Our advice on every legal issue addressed in this letter is based exclusively on the internal law of the State of Tennessee and represents our opinion as to how that issue would be resolved were it to be considered by the highest court in the jurisdiction which enacted such law. The manner in which any particular issue relating to the opinions would be treated in any actual court case would depend in part on facts and circumstances particular to the case and would also depend on how the court involved chose to exercise the wide discretionary authority generally available to it. None of the opinions or other advice contained in this letter considers or covers any foreign or state securities (or “blue sky”) laws or regulations.
This opinion is limited to the specific issues addressed herein, and no opinion may be inferred or implied beyond that expressly stated herein. This opinion speaks only as of the date hereof and we assume no obligation to revise or supplement this opinion.

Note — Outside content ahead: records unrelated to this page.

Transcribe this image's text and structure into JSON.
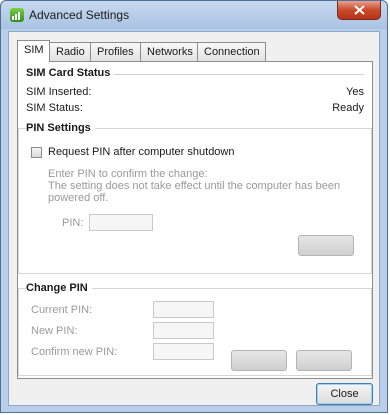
{
  "window": {
    "title": "Advanced Settings",
    "close_icon": "close-x-icon"
  },
  "tabs": [
    {
      "label": "SIM",
      "active": true
    },
    {
      "label": "Radio",
      "active": false
    },
    {
      "label": "Profiles",
      "active": false
    },
    {
      "label": "Networks",
      "active": false
    },
    {
      "label": "Connection",
      "active": false
    }
  ],
  "sim_status": {
    "title": "SIM Card Status",
    "rows": [
      {
        "label": "SIM Inserted:",
        "value": "Yes"
      },
      {
        "label": "SIM Status:",
        "value": "Ready"
      }
    ]
  },
  "pin_settings": {
    "title": "PIN Settings",
    "checkbox_label": "Request PIN after computer shutdown",
    "checked": false,
    "info_line1": "Enter PIN to confirm the change:",
    "info_line2": "The setting does not take effect until the computer has been",
    "info_line3": "powered off.",
    "pin_label": "PIN:",
    "pin_value": "",
    "apply_button": ""
  },
  "change_pin": {
    "title": "Change PIN",
    "current_label": "Current PIN:",
    "new_label": "New PIN:",
    "confirm_label": "Confirm new PIN:",
    "current_value": "",
    "new_value": "",
    "confirm_value": "",
    "button1": "",
    "button2": ""
  },
  "footer": {
    "close_label": "Close"
  }
}
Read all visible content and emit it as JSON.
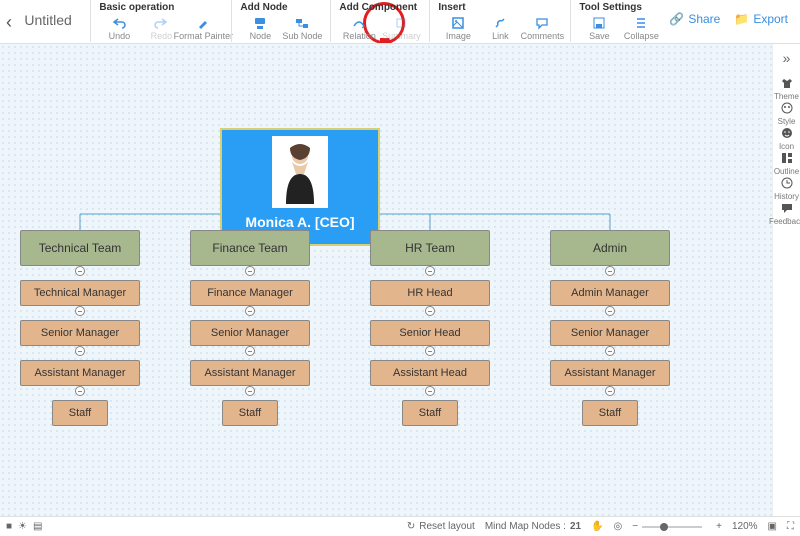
{
  "doc_title": "Untitled",
  "toolbar": {
    "groups": [
      {
        "header": "Basic operation",
        "items": [
          {
            "id": "undo",
            "label": "Undo",
            "icon": "undo"
          },
          {
            "id": "redo",
            "label": "Redo",
            "icon": "redo",
            "disabled": true
          },
          {
            "id": "format-painter",
            "label": "Format Painter",
            "icon": "brush"
          }
        ]
      },
      {
        "header": "Add Node",
        "items": [
          {
            "id": "node",
            "label": "Node",
            "icon": "node"
          },
          {
            "id": "sub-node",
            "label": "Sub Node",
            "icon": "subnode"
          }
        ]
      },
      {
        "header": "Add Component",
        "items": [
          {
            "id": "relation",
            "label": "Relation",
            "icon": "relation"
          },
          {
            "id": "summary",
            "label": "Summary",
            "icon": "summary",
            "disabled": true
          }
        ]
      },
      {
        "header": "Insert",
        "items": [
          {
            "id": "image",
            "label": "Image",
            "icon": "image",
            "highlighted": true
          },
          {
            "id": "link",
            "label": "Link",
            "icon": "link"
          },
          {
            "id": "comments",
            "label": "Comments",
            "icon": "comment"
          }
        ]
      },
      {
        "header": "Tool Settings",
        "items": [
          {
            "id": "save",
            "label": "Save",
            "icon": "save"
          },
          {
            "id": "collapse",
            "label": "Collapse",
            "icon": "collapse"
          }
        ]
      }
    ]
  },
  "top_right": {
    "share": "Share",
    "export": "Export"
  },
  "side_panel": {
    "items": [
      {
        "id": "theme",
        "label": "Theme",
        "icon": "shirt"
      },
      {
        "id": "style",
        "label": "Style",
        "icon": "palette"
      },
      {
        "id": "icon",
        "label": "Icon",
        "icon": "smile"
      },
      {
        "id": "outline",
        "label": "Outline",
        "icon": "layout"
      },
      {
        "id": "history",
        "label": "History",
        "icon": "history"
      },
      {
        "id": "feedback",
        "label": "Feedback",
        "icon": "chat"
      }
    ]
  },
  "status_bar": {
    "reset_layout": "Reset layout",
    "nodes_label": "Mind Map Nodes :",
    "nodes_count": "21",
    "zoom": "120%"
  },
  "org": {
    "root": {
      "name": "Monica A. [CEO]"
    },
    "columns": [
      {
        "dept": "Technical Team",
        "rows": [
          "Technical Manager",
          "Senior Manager",
          "Assistant Manager",
          "Staff"
        ]
      },
      {
        "dept": "Finance Team",
        "rows": [
          "Finance Manager",
          "Senior Manager",
          "Assistant Manager",
          "Staff"
        ]
      },
      {
        "dept": "HR Team",
        "rows": [
          "HR Head",
          "Senior Head",
          "Assistant Head",
          "Staff"
        ]
      },
      {
        "dept": "Admin",
        "rows": [
          "Admin Manager",
          "Senior Manager",
          "Assistant Manager",
          "Staff"
        ]
      }
    ]
  }
}
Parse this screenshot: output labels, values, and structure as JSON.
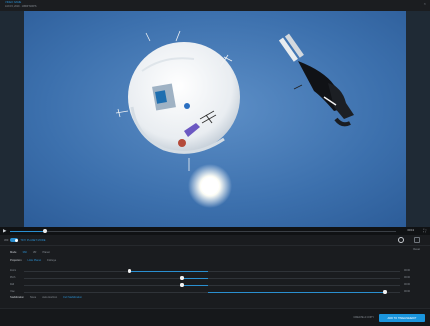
{
  "header": {
    "title": "VIDEO NAME",
    "subtitle": "JAN 15, 2019 · 1080P 60FPS"
  },
  "player": {
    "time": "00:13",
    "progress": 0.09
  },
  "panel": {
    "toggle_left": "360",
    "toggle_right": "TINY PLANET MODE",
    "reset_label": "Reset",
    "mode": {
      "label": "Mode",
      "options": [
        "360",
        "VR",
        "Planet"
      ],
      "active": 0
    },
    "projection": {
      "label": "Projection",
      "options": [
        "Little Planet",
        "Fisheye"
      ],
      "active": 0
    },
    "sliders": [
      {
        "name": "Zoom",
        "value": "00:00",
        "level": 0.28,
        "seg": [
          0.28,
          0.49
        ]
      },
      {
        "name": "Pitch",
        "value": "00:00",
        "level": 0.42,
        "seg": [
          0.42,
          0.49
        ]
      },
      {
        "name": "Roll",
        "value": "00:00",
        "level": 0.42,
        "seg": [
          0.42,
          0.49
        ]
      },
      {
        "name": "Yaw",
        "value": "00:00",
        "level": 0.96,
        "seg": [
          0.49,
          0.96
        ]
      }
    ],
    "stabilization": {
      "label": "Stabilization",
      "options": [
        "None",
        "Auto Horizon",
        "Full Stabilization"
      ],
      "active": 2
    }
  },
  "footer": {
    "secondary_label": "CREATE A COPY",
    "primary_label": "ADD TO TIMELINE/EDIT"
  },
  "colors": {
    "accent": "#2a8fd0",
    "primary_button": "#1a95dd",
    "sky": "#3f75b5"
  }
}
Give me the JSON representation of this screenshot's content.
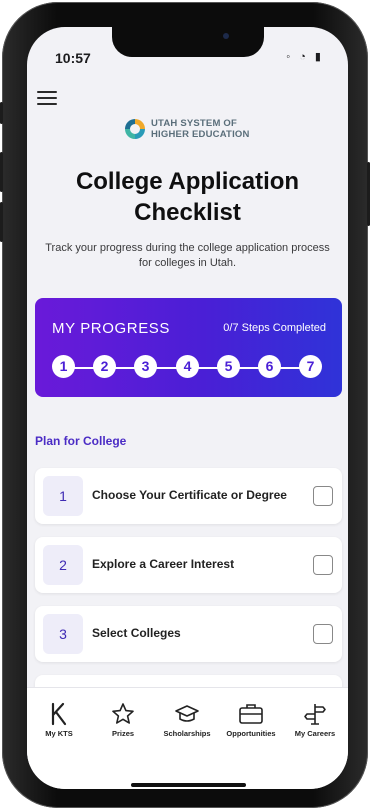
{
  "status": {
    "time": "10:57",
    "icons": "◦ ◔ ▮"
  },
  "logo": {
    "line1": "UTAH SYSTEM OF",
    "line2": "HIGHER EDUCATION"
  },
  "page": {
    "title_line1": "College Application",
    "title_line2": "Checklist",
    "subtitle": "Track your progress during the college application process for colleges in Utah."
  },
  "progress": {
    "title": "MY PROGRESS",
    "count": "0/7 Steps Completed",
    "steps": [
      "1",
      "2",
      "3",
      "4",
      "5",
      "6",
      "7"
    ]
  },
  "section": {
    "label": "Plan for College"
  },
  "items": [
    {
      "num": "1",
      "label": "Choose Your Certificate or Degree",
      "checked": false
    },
    {
      "num": "2",
      "label": "Explore a Career Interest",
      "checked": false
    },
    {
      "num": "3",
      "label": "Select Colleges",
      "checked": false
    }
  ],
  "tabs": [
    {
      "label": "My KTS",
      "icon": "kts-logo-icon"
    },
    {
      "label": "Prizes",
      "icon": "star-icon"
    },
    {
      "label": "Scholarships",
      "icon": "graduation-cap-icon"
    },
    {
      "label": "Opportunities",
      "icon": "briefcase-icon"
    },
    {
      "label": "My Careers",
      "icon": "signpost-icon"
    }
  ],
  "colors": {
    "accent": "#4b2cc5",
    "progress_start": "#6a1ad9",
    "progress_end": "#2f33d8",
    "background": "#f2f2f6"
  }
}
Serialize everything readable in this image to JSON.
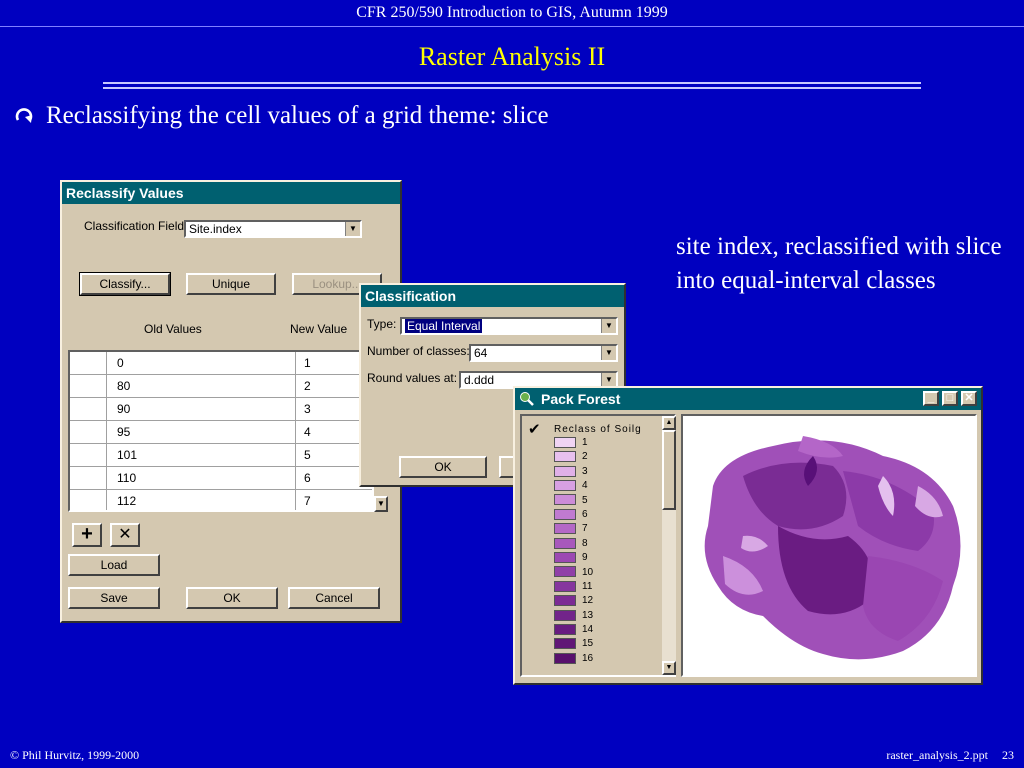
{
  "slide": {
    "course_title": "CFR 250/590 Introduction to GIS, Autumn 1999",
    "title": "Raster Analysis II",
    "bullet_icon": "curved-arrow-icon",
    "bullet_text": "Reclassifying the cell values of a grid theme: slice",
    "side_note": "site index, reclassified with slice into equal-interval classes",
    "footer_left": "© Phil Hurvitz, 1999-2000",
    "footer_file": "raster_analysis_2.ppt",
    "footer_page": "23",
    "background_color": "#0000c0",
    "title_color": "#ffff00"
  },
  "reclassify": {
    "title": "Reclassify Values",
    "field_label": "Classification Field:",
    "field_value": "Site.index",
    "classify_label": "Classify...",
    "unique_label": "Unique",
    "lookup_label": "Lookup...",
    "old_header": "Old Values",
    "new_header": "New Value",
    "rows": [
      {
        "old": "0",
        "new": "1"
      },
      {
        "old": "80",
        "new": "2"
      },
      {
        "old": "90",
        "new": "3"
      },
      {
        "old": "95",
        "new": "4"
      },
      {
        "old": "101",
        "new": "5"
      },
      {
        "old": "110",
        "new": "6"
      },
      {
        "old": "112",
        "new": "7"
      }
    ],
    "add_icon": "plus-icon",
    "remove_icon": "x-icon",
    "load_label": "Load",
    "save_label": "Save",
    "ok_label": "OK",
    "cancel_label": "Cancel"
  },
  "classification": {
    "title": "Classification",
    "type_label": "Type:",
    "type_value": "Equal Interval",
    "num_label": "Number of classes:",
    "num_value": "64",
    "round_label": "Round values at:",
    "round_value": "d.ddd",
    "ok_label": "OK"
  },
  "pack_forest": {
    "title": "Pack Forest",
    "app_icon": "globe-magnifier-icon",
    "legend_title": "Reclass of Soilg",
    "classes": [
      "1",
      "2",
      "3",
      "4",
      "5",
      "6",
      "7",
      "8",
      "9",
      "10",
      "11",
      "12",
      "13",
      "14",
      "15",
      "16"
    ],
    "class_colors": [
      "#f0d4f4",
      "#e8c0ee",
      "#e0b0e8",
      "#d8a0e2",
      "#cc8cd8",
      "#c07ad0",
      "#b468c6",
      "#a858bc",
      "#9c48b2",
      "#9040a8",
      "#86369e",
      "#7c2c94",
      "#72248a",
      "#681c80",
      "#601676",
      "#58106c"
    ]
  }
}
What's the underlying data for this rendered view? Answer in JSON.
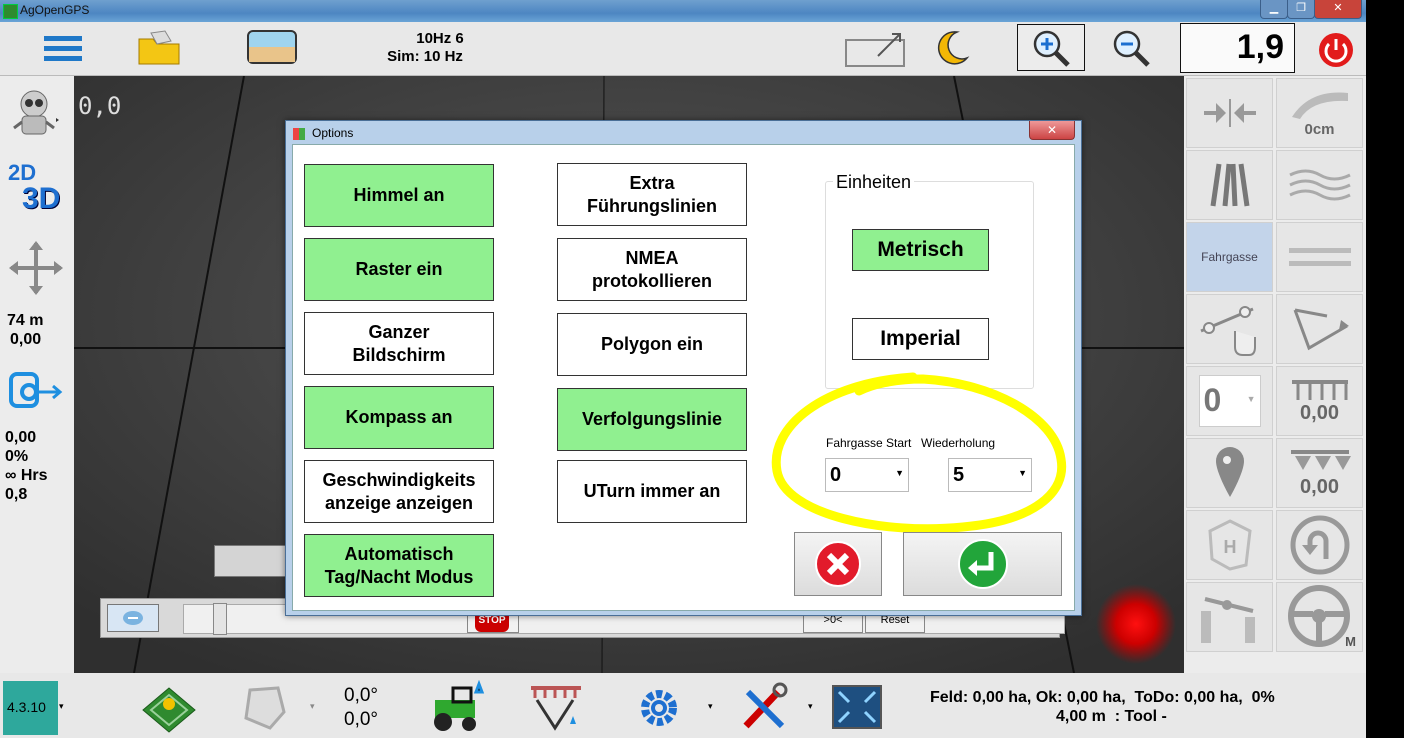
{
  "window": {
    "title": "AgOpenGPS",
    "minimize": "▁",
    "maximize": "❐",
    "close": "✕"
  },
  "toolbar": {
    "hz_line1": "10Hz 6",
    "hz_line2": "Sim: 10 Hz",
    "zoom_value": "1,9",
    "icons": [
      "menu-icon",
      "field-folder-icon",
      "sky-view-icon",
      "fullscreen-toggle-icon",
      "night-mode-icon",
      "zoom-in-icon",
      "zoom-out-icon",
      "power-icon"
    ]
  },
  "map": {
    "coords": "0,0"
  },
  "left": {
    "mode_2d": "2D",
    "mode_3d": "3D",
    "distance": "74 m",
    "distance_sub": "0,00",
    "stat1": "0,00",
    "stat2": "0%",
    "stat3": "∞ Hrs",
    "stat4": "0,8"
  },
  "right": {
    "offset": "0cm",
    "tramline": "Fahrgasse",
    "zero_select": "0",
    "section_width1": "0,00",
    "section_width2": "0,00",
    "steer_mode": "M"
  },
  "bottom": {
    "version": "4.3.10",
    "heading1": "0,0°",
    "heading2": "0,0°",
    "field_info": "Feld: 0,00 ha, Ok: 0,00 ha,  ToDo: 0,00 ha,  0%",
    "tool_info": "4,00 m  : Tool -"
  },
  "background_controls": {
    "stop": "STOP",
    "zero": ">0<",
    "reset": "Reset"
  },
  "dialog": {
    "title": "Options",
    "close": "✕",
    "col1": [
      {
        "label": "Himmel an",
        "on": true
      },
      {
        "label": "Raster ein",
        "on": true
      },
      {
        "label": "Ganzer\nBildschirm",
        "on": false
      },
      {
        "label": "Kompass an",
        "on": true
      },
      {
        "label": "Geschwindigkeits\nanzeige anzeigen",
        "on": false
      },
      {
        "label": "Automatisch\nTag/Nacht Modus",
        "on": true
      }
    ],
    "col2": [
      {
        "label": "Extra\nFührungslinien",
        "on": false
      },
      {
        "label": "NMEA\nprotokollieren",
        "on": false
      },
      {
        "label": "Polygon ein",
        "on": false
      },
      {
        "label": "Verfolgungslinie",
        "on": true
      },
      {
        "label": "UTurn immer an",
        "on": false
      }
    ],
    "units_group": "Einheiten",
    "metric": "Metrisch",
    "imperial": "Imperial",
    "tram_start_label": "Fahrgasse Start",
    "tram_start_value": "0",
    "repeat_label": "Wiederholung",
    "repeat_value": "5",
    "highlight_color": "#ffff00"
  }
}
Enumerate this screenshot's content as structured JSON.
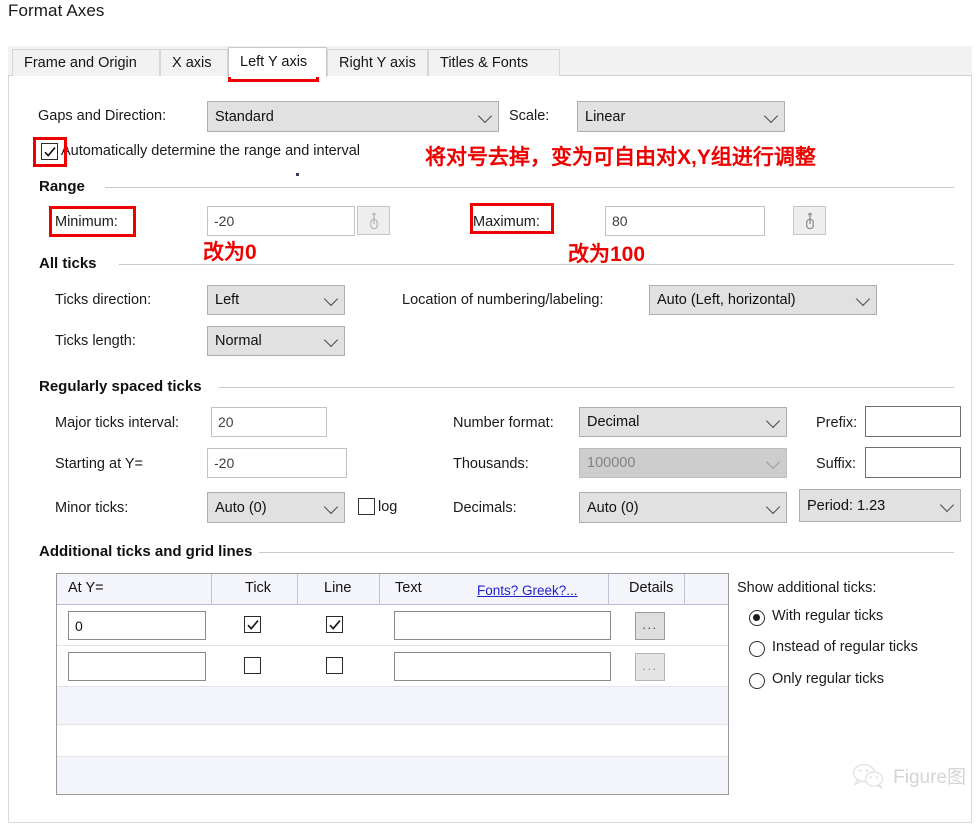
{
  "window": {
    "title": "Format Axes"
  },
  "tabs": [
    {
      "label": "Frame and Origin",
      "active": false
    },
    {
      "label": "X axis",
      "active": false
    },
    {
      "label": "Left Y axis",
      "active": true
    },
    {
      "label": "Right Y axis",
      "active": false
    },
    {
      "label": "Titles & Fonts",
      "active": false
    }
  ],
  "top": {
    "gaps_label": "Gaps and Direction:",
    "gaps_value": "Standard",
    "scale_label": "Scale:",
    "scale_value": "Linear",
    "auto_checkbox_label": "Automatically determine the range and interval",
    "auto_checkbox_checked": true
  },
  "range": {
    "group_title": "Range",
    "minimum_label": "Minimum:",
    "minimum_value": "-20",
    "maximum_label": "Maximum:",
    "maximum_value": "80"
  },
  "all_ticks": {
    "group_title": "All ticks",
    "direction_label": "Ticks direction:",
    "direction_value": "Left",
    "length_label": "Ticks length:",
    "length_value": "Normal",
    "location_label": "Location of numbering/labeling:",
    "location_value": "Auto (Left, horizontal)"
  },
  "regular_ticks": {
    "group_title": "Regularly spaced ticks",
    "major_label": "Major ticks interval:",
    "major_value": "20",
    "starting_label": "Starting at Y=",
    "starting_value": "-20",
    "minor_label": "Minor ticks:",
    "minor_value": "Auto (0)",
    "log_label": "log",
    "log_checked": false,
    "number_format_label": "Number format:",
    "number_format_value": "Decimal",
    "thousands_label": "Thousands:",
    "thousands_value": "100000",
    "decimals_label": "Decimals:",
    "decimals_value": "Auto (0)",
    "prefix_label": "Prefix:",
    "prefix_value": "",
    "suffix_label": "Suffix:",
    "suffix_value": "",
    "period_value": "Period: 1.23"
  },
  "additional": {
    "group_title": "Additional ticks and grid lines",
    "columns": [
      "At Y=",
      "Tick",
      "Line",
      "Text",
      "Details"
    ],
    "fonts_link": "Fonts? Greek?...",
    "rows": [
      {
        "at_y": "0",
        "tick": true,
        "line": true,
        "text": "",
        "details": "..."
      },
      {
        "at_y": "",
        "tick": false,
        "line": false,
        "text": "",
        "details": "..."
      }
    ],
    "show_label": "Show additional ticks:",
    "options": [
      {
        "label": "With regular ticks",
        "selected": true
      },
      {
        "label": "Instead of regular ticks",
        "selected": false
      },
      {
        "label": "Only regular ticks",
        "selected": false
      }
    ]
  },
  "annotations": {
    "color": "#ee0000",
    "note_auto": "将对号去掉，变为可自由对X,Y组进行调整",
    "note_min": "改为0",
    "note_max": "改为100"
  },
  "watermark": {
    "text": "Figure图",
    "icon": "wechat-icon"
  }
}
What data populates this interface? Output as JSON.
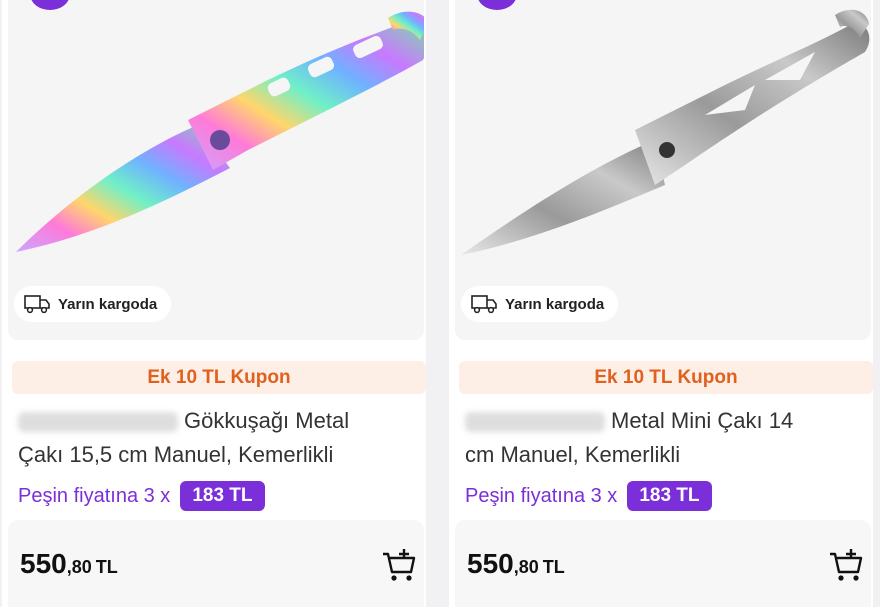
{
  "products": [
    {
      "name_suffix_line1": "Gökkuşağı Metal",
      "name_line2": "Çakı 15,5 cm Manuel, Kemerlikli",
      "shipping": "Yarın kargoda",
      "coupon": "Ek 10 TL Kupon",
      "installment_text": "Peşin fiyatına 3 x",
      "installment_amount": "183 TL",
      "price_int": "550",
      "price_dec": ",80",
      "currency": "TL",
      "knife_style": "rainbow"
    },
    {
      "name_suffix_line1": "Metal Mini Çakı 14",
      "name_line2": "cm Manuel, Kemerlikli",
      "shipping": "Yarın kargoda",
      "coupon": "Ek 10 TL Kupon",
      "installment_text": "Peşin fiyatına 3 x",
      "installment_amount": "183 TL",
      "price_int": "550",
      "price_dec": ",80",
      "currency": "TL",
      "knife_style": "silver"
    }
  ],
  "colors": {
    "accent_purple": "#7a2fd9",
    "coupon_orange": "#e0601e",
    "coupon_bg": "#fdeee6"
  },
  "icons": [
    "truck-icon",
    "add-to-cart-icon"
  ]
}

We have also assumed that the execution and delivery of the Indenture and the Guarantees and the performance by the Guarantors of their obligations thereunder do not and will not violate, conflict with or constitute a default under any agreement or instrument to which any Registrant is bound, except those agreements and instruments that have been identified by the Guarantors as being material to them and that have been filed as exhibits to the Registration Statement.
This opinion is furnished to you in connection with the filing of the Registration Statement and in accordance with the requirements of Item 601(b)(5)(i) of Regulation S-K promulgated under the Securities Act.
Yours very truly,
/s/ Baker, Donelson, Bearman, Caldwell & Berkowitz, P.C.